Terus kapan Uni mau ngembangin mahasiswanya???
Mungkin anda berpikir.... mahasiswanya
aja yang ngga aktif...
Ini benar-benar ngga terbukti.
Setiap ada kursus LEPKOM (tentunya ini tidak "gratis")
pasti "laku keras"... hehehe
kayak jual koran cepe'an.
Arus bawah ini sebenarnya sudah ingin
berontak... tapi yah... nanti dikira "subversif"...
Saya sekarang berandai-andai....
Jika saja Uni kasih kursus ke mahasiswa itu
free of charge... (perlu anda tahu aja
kursus ini sekarang wajib diikuti....
dan tidak gratis... dan tentu saja tidak murah...

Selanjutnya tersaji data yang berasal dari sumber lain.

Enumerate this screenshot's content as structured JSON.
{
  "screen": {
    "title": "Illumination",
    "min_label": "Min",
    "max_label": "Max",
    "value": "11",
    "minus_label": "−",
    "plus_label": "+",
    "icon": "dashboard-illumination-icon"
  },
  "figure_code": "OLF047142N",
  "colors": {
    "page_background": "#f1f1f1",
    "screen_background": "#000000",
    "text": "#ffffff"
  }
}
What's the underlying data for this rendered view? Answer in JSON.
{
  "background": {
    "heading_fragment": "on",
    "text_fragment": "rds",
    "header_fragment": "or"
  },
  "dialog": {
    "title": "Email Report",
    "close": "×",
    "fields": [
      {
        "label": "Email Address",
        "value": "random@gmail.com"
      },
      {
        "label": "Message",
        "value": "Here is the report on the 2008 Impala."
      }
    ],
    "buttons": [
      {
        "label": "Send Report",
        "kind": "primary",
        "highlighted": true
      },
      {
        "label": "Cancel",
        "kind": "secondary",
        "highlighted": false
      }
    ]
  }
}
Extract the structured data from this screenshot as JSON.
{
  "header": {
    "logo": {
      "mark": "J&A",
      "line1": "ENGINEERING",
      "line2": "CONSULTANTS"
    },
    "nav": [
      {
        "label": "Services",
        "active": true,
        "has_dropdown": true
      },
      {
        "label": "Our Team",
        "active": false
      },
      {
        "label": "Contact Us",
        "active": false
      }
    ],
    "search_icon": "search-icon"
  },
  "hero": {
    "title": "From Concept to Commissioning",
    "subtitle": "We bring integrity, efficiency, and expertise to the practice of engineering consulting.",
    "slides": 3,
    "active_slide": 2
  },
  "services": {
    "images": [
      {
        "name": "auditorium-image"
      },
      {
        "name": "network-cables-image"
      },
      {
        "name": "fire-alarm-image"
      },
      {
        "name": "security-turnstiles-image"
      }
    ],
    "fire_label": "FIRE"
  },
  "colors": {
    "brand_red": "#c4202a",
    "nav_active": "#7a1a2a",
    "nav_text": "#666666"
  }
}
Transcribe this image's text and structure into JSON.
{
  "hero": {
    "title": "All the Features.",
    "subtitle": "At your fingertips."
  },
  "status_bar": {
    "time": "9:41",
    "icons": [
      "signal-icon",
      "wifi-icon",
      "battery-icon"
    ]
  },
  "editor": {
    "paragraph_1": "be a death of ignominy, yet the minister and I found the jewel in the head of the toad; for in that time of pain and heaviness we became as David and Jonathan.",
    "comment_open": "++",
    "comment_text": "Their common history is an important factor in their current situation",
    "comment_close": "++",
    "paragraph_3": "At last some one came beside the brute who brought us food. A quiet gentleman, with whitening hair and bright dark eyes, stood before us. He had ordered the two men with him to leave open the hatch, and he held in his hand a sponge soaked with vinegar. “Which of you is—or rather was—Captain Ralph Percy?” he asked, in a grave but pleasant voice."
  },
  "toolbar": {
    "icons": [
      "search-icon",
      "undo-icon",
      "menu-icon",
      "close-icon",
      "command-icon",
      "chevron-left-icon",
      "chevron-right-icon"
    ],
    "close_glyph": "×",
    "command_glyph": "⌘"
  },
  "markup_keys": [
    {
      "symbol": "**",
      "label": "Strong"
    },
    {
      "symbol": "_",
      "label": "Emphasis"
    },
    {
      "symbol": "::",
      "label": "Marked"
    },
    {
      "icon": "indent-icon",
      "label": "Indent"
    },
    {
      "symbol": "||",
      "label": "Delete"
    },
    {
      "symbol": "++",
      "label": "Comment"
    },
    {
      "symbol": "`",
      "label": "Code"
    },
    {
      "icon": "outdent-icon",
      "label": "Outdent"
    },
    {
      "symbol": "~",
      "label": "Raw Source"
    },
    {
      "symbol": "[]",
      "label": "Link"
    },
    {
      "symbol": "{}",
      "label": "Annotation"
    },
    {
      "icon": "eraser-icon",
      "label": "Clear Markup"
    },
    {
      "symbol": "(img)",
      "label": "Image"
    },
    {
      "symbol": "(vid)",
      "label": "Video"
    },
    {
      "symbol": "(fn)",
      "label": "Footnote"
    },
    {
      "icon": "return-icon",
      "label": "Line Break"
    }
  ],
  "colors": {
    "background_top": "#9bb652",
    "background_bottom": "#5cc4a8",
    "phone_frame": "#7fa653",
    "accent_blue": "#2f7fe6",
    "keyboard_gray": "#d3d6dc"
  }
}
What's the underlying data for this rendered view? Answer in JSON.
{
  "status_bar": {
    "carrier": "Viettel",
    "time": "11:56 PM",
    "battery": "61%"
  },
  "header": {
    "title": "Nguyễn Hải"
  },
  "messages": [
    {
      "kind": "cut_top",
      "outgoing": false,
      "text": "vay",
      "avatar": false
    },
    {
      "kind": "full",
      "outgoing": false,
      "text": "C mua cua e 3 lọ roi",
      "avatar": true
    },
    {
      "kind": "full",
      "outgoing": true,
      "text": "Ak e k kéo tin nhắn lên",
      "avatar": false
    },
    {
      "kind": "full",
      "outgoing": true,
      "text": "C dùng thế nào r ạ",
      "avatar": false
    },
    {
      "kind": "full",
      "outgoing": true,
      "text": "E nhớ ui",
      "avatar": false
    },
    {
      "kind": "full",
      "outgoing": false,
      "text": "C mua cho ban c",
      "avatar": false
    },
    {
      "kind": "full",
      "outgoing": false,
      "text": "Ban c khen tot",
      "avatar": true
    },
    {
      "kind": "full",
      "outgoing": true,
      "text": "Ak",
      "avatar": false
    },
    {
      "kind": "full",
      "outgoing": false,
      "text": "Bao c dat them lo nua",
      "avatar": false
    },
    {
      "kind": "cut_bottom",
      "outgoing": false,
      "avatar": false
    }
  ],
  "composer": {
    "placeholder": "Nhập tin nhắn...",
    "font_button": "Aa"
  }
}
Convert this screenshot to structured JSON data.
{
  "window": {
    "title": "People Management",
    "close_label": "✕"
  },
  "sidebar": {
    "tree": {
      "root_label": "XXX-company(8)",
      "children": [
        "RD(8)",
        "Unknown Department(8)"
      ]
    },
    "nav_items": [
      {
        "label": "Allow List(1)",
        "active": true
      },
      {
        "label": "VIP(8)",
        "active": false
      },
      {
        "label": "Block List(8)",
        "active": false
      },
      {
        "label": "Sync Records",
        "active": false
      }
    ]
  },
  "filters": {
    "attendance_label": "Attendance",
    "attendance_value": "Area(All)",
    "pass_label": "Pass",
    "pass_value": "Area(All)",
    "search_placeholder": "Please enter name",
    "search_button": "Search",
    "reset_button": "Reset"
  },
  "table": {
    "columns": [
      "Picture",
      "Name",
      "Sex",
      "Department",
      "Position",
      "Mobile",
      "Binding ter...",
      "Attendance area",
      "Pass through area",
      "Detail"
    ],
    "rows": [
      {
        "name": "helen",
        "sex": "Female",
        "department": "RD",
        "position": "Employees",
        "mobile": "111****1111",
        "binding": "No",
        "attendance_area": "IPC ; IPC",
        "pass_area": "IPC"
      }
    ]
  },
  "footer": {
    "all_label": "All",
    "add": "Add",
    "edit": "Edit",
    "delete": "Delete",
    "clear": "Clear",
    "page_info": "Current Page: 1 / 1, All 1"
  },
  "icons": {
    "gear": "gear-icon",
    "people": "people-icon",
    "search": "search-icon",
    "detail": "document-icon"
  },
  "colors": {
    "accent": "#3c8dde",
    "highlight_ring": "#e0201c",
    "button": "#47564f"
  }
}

ngga kayak Linux yang "free")
tentu tidak lama lagi bakal
keluar berbagai macam software
dari Uni kita ini.
Jadi menghemat devisa kan???
Terutama menghemat kocek
mahasiswa sendiri....
Sepertinya masih lama kita mau buat
"booming" bahwa software itu
diproduksi dari kampus kita
kalau keadaannya terus begini.
Tidak ada bedanya KAMPUS dengan KURSUS.
* Gunadarma Mailing List -----------------------------------------------
* Archives : http://milis-archives.gunadarma.ac.id
* Langganan : Kirim Email kosong ke [EMAIL PROTECTED]
* Berhenti : Kirim Email kosong ke [EMAIL PROTECTED]
* Administrator: [EMAIL PROTECTED]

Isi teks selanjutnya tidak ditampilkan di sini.